Maclean’s — Canada’s only national weekly current affairs magazine
By Luiza Ch. Savage, June 10, 2014
America’s dirty secret…
Shipping coal to China could wipe out the benefits of Obama’s climate-change policy.
The centrepiece of Barack Obama’s climate policy, announced this month, limits greenhouse gas emissions from U.S. power plants largely by cutting the country’s reliance on coal. The policy was touted as a major piece of the President’s environmental legacy but it raised an important question: what will happen to America’s coal—the largest recoverable reserves in the world?
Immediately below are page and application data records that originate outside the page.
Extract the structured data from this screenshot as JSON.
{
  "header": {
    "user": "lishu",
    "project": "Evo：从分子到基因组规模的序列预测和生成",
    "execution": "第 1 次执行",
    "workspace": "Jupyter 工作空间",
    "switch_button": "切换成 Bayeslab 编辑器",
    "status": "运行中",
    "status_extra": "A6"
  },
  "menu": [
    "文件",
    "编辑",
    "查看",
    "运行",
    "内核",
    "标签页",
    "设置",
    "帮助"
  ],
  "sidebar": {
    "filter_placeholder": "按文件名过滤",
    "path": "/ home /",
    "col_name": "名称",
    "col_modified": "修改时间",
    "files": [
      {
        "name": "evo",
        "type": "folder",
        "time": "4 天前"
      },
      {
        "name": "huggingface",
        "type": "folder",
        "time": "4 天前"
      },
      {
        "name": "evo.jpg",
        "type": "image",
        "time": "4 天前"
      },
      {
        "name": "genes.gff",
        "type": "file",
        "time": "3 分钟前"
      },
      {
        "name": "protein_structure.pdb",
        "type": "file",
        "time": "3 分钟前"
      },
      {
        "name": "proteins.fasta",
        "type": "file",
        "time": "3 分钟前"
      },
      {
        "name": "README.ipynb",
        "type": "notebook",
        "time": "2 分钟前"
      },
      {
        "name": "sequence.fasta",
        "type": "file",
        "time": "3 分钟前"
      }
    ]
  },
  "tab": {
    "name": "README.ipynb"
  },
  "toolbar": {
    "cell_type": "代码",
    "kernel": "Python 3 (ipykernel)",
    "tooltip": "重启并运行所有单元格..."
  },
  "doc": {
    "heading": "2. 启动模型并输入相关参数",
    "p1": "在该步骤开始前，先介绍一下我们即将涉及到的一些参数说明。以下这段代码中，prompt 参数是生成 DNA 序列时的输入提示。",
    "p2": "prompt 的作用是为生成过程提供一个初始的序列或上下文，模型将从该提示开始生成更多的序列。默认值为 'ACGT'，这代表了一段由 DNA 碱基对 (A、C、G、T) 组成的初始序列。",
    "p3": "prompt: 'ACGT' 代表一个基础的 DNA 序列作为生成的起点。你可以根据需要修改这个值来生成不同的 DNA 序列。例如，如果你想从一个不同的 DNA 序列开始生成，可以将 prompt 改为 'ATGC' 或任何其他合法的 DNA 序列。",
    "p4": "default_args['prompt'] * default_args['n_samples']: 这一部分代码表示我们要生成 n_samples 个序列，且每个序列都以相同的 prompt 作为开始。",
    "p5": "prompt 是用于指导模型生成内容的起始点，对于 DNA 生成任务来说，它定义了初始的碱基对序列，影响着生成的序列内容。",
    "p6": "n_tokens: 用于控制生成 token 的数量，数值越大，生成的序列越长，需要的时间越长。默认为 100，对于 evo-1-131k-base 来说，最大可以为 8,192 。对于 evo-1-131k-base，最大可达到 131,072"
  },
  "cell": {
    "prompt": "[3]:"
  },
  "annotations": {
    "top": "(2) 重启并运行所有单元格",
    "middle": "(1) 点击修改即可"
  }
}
It’s a question that could soon have an answer. With coal demand at home expected to fall by 20 per cent due to new regulations, and competitive pressure from low-priced natural gas, coal companies are now pushing to increase exports to Asia. China in particular consumes almost half of the world’s coal—and in recent years demand has soared. Three new coal-export ports are being proposed for the Pacific coast: two in Washington state and one in Oregon. They could eventually ship up to 100 million tons of coal per year—an amount equivalent to the total volume of coal the U.S. will export this year, according to the U.S. Energy Information Agency (EIA). “We view the Northwest port terminals as advantageous locations for exports to Asia—the most efficient location for exporting to countries that are going to be generating strong demand for coal,” says Nancy Gravatt, a spokeswoman for the National Mining Association, the U.S. industry group. Top Asian destinations are China, South Korea, India and Japan.